Six life lessons I learned in Six Months on Remote Year
Six Month Reflection
The art of having less. Before Remote Year, I loved my apartment in Chicago. It had my comfy bed and my fluffy rug and was decorated with all of my favorite things. But since being accepted to Remote Year, I’ve been in a constant state of cleansing. In just a few months, I went from an apartment full of belongings to just a car full, to a single closet at my parents’ house. And when I left for Remote Year, I took just one suitcase, one carry-on, and one personal item. On my first flight, my suitcase weighed in at 65 pounds. Now, halfway through, I’m under the 50 pound limit. This cleansing process has taught me that while having things gives you comfort, shedding them gives you freedom. I’ve kept only the items I need and replaced the rest with fresh air and white space. And I’ve never felt lighter or more free.
Age is just a number. In America, we are so often segregated by age. In school, we are surrounded by others who are precisely our age, and thus our friend groups are remarkably age-homogeneous. But even after finishing school, the same phenomenon largely persists. As a 20-something living in Chicago and New York, my close friends were all within a few years of my own age, and sometimes I found myself genuinely wondering when the last time was that I saw a child or a senior citizen. On Remote Year, our group ranges from 24 to 54 years old. But regardless of age, I have more in common with the other Remotes than most of my peers back home. So I am close friends with people across the spectrum. It’s a rich diversity I rarely get to enjoy. And it has convinced me that youth is just a state of mind.
Sleep is the best sauce. I’ve always rebelled against bed time. I hate “calling it a day”. There’s always more to do or say or see or Google. So I often stay up late, wake up early for work, and end up missing out on a lot of Zzzs. But for the first half of Remote Year, we were at least five hours ahead of my office in New York. So I had the opportunity to experiment with different work and sleep schedules. And I realized how chronically under-rested I normally am. Left to my own devices, I would sleep much, much longer than I ever expected. And when I get good sleep, I exercise more, eat less, am more productive at work, and just feel generally better about life. My mom always says that “hunger is the best sauce” — meaning that everything tastes better when you’re hungry. On Remote Year, I’ve realized that “sleep is the best sauce” — meaning everything is better when you’ve had a good night’s sleep.
How to fall in love with strangers. We often erect barriers between ourselves and strangers — whether because of our addiction to technology, our hectic schedules, or just not wanting to seem desperate or “uncool”. So it can be hard to make new friends. But on Remote Year, I’ve made more close friends in the last 6 months than I did in 4 years in Chicago. We’ve all left our families, friends, and most obligations back home, so we have no “other plans” to hide behind.
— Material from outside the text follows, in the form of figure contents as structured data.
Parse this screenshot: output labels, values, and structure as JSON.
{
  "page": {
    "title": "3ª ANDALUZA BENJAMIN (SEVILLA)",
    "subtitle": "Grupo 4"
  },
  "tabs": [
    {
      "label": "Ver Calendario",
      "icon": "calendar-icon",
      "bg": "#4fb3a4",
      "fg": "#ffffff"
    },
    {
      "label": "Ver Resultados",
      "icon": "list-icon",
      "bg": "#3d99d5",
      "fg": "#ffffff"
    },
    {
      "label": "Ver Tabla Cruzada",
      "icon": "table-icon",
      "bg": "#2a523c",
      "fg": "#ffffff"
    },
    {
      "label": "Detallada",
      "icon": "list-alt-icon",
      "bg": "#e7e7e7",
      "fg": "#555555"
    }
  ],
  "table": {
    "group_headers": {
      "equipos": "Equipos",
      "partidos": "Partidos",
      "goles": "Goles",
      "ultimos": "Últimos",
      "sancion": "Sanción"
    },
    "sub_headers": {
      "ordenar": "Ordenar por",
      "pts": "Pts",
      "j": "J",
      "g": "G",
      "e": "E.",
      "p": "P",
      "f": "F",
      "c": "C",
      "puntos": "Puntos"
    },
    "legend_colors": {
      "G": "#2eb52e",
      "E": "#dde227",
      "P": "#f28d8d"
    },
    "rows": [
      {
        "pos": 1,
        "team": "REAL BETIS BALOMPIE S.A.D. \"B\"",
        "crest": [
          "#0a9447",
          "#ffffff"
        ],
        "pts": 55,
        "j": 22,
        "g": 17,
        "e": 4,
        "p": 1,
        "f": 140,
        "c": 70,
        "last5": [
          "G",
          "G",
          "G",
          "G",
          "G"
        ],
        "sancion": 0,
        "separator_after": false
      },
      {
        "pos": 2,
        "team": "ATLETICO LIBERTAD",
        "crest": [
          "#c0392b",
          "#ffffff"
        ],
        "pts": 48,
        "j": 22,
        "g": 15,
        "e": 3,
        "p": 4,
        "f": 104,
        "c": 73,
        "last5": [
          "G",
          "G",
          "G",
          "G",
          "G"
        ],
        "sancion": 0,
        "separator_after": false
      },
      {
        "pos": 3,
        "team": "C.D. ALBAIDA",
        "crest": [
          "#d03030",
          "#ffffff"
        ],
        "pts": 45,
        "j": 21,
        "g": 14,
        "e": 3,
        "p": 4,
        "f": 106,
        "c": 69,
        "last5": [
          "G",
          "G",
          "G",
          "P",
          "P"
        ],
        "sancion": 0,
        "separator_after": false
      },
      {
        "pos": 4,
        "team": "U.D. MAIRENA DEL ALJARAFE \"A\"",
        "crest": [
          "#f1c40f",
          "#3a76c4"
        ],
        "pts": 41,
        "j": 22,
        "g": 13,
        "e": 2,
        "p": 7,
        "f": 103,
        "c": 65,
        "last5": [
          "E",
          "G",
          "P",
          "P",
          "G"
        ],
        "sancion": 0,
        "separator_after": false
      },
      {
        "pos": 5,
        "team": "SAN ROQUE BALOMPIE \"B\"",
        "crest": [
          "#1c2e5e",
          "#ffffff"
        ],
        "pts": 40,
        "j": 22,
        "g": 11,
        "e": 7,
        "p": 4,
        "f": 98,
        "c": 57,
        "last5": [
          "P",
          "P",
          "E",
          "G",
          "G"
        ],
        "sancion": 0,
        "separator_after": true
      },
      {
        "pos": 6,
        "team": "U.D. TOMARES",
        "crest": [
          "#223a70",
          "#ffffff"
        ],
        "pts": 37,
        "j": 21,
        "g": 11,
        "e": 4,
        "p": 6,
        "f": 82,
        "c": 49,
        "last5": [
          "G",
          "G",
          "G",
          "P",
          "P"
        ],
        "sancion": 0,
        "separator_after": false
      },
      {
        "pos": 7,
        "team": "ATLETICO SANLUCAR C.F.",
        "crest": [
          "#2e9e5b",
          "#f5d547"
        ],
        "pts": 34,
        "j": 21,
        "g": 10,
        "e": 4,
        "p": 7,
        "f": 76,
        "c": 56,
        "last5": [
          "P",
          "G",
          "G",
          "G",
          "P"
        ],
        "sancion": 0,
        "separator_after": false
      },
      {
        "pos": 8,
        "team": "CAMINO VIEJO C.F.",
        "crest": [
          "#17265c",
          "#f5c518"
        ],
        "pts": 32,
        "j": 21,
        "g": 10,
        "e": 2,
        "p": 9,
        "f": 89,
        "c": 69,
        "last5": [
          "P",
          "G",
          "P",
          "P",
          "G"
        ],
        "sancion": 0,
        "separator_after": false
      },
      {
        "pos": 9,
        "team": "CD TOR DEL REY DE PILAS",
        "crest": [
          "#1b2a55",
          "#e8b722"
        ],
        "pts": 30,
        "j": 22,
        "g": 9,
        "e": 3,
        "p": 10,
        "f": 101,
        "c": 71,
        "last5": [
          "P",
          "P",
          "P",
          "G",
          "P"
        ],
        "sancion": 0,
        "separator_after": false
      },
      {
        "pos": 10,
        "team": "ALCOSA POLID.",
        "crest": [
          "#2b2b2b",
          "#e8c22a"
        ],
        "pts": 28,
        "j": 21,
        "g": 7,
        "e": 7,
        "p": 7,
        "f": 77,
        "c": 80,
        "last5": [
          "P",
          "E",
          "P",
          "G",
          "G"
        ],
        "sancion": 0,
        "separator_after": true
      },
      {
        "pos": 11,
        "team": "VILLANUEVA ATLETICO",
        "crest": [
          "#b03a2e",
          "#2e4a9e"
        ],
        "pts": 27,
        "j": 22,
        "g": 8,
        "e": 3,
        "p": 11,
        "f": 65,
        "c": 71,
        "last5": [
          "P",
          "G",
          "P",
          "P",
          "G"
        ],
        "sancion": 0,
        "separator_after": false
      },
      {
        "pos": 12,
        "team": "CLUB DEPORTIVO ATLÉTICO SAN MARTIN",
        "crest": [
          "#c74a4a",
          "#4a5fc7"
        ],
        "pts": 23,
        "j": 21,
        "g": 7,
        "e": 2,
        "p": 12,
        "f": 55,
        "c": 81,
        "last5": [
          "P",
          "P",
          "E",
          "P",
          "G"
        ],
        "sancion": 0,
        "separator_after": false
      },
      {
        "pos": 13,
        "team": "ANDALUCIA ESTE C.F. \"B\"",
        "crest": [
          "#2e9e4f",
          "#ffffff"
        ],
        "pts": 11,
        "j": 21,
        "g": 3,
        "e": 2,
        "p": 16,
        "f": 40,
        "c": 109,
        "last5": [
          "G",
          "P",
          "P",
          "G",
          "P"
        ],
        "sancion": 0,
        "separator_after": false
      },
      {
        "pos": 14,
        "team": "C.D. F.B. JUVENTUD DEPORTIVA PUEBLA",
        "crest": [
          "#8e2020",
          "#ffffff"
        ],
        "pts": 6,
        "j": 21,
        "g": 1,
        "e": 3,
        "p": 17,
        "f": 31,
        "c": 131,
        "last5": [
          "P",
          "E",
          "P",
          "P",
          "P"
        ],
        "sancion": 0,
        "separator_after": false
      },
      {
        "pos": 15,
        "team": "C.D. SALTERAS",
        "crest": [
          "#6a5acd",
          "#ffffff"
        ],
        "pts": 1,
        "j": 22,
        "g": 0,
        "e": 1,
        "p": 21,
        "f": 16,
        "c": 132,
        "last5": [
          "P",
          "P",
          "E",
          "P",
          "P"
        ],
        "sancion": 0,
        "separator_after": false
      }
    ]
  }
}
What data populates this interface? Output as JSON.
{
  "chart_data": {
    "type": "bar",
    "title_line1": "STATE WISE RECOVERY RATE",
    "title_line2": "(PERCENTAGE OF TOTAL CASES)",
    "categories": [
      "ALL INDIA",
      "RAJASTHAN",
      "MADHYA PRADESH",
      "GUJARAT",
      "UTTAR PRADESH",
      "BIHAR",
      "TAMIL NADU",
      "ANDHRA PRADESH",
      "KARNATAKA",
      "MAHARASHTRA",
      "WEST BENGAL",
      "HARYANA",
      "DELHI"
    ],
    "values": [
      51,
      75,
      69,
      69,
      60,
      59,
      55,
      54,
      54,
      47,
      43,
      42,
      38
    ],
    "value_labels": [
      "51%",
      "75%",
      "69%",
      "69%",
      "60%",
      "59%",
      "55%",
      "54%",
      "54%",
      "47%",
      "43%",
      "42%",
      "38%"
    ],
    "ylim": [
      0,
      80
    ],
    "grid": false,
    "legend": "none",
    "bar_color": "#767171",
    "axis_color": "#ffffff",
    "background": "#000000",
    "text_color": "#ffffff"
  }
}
And we depend on each other for the full spectrum of social interactions. Instead of being exposed to just a slice of someone’s life, I see them at work, at the bar, and at home in their pajamas. On side trips, we share long car rides, toothpaste, and all snacks and drinks. It’s an intimacy normally saved for couples. And it has hyper-bonded us. Because once you get to know someone’s whole comprehensive, complicated self, you almost can’t help but love them.
There has to be a better way. I’m only 26 years old and there’s already been way too many days where I’ve peeled myself out of bed early, spent 8 to 14 hours in a desk chair, forced myself to exercise, and gone to bed. Just to wake up and do it all again. And for what? Rather than living, I was hibernating, waiting for some elusive future — my two weeks vacation? retirement? (who says I’ll get one of those, anyway?). I want to break into all the sad offices and shout from the desktops “it doesn’t have to be this way!” Remote Year has jolted me awake and shown me that I can thrive in both work AND life. I know I sound painfully millennial, but I want to kick ass at work and I want to see the world [Or Insert Your Passion here] before I’m old and grey. And I want it for you too. Because “enduring” life for some unpromised future is entirely missing the point.
Nothing lasts forever. I remember being a little girl sitting and listening to my Dad playing “Time in a Bottle” on his guitar and feeling incredibly sad. It was the first time I really thought about how precious time is, and how fleeting. Remote Year heightens your sense of time. Even just the name “Remote Year” — you know exactly how long you’ve got. And when you walk onto the program the first day, the countdown begins. You’re especially cognizant of months. Each month you move to a new city with a new culture, new adventures, and a new routine to settle into. And each month you pack up and say goodbye to this snapshot of what your life could be. Because no matter how hard you try to grasp time and hold it still, you feel it slipping through your fingers. As we close in on the final months of what has undoubtedly been the best year of my life, I’m trying to make peace with the clock. Because for better or for worse, all things must come to an end.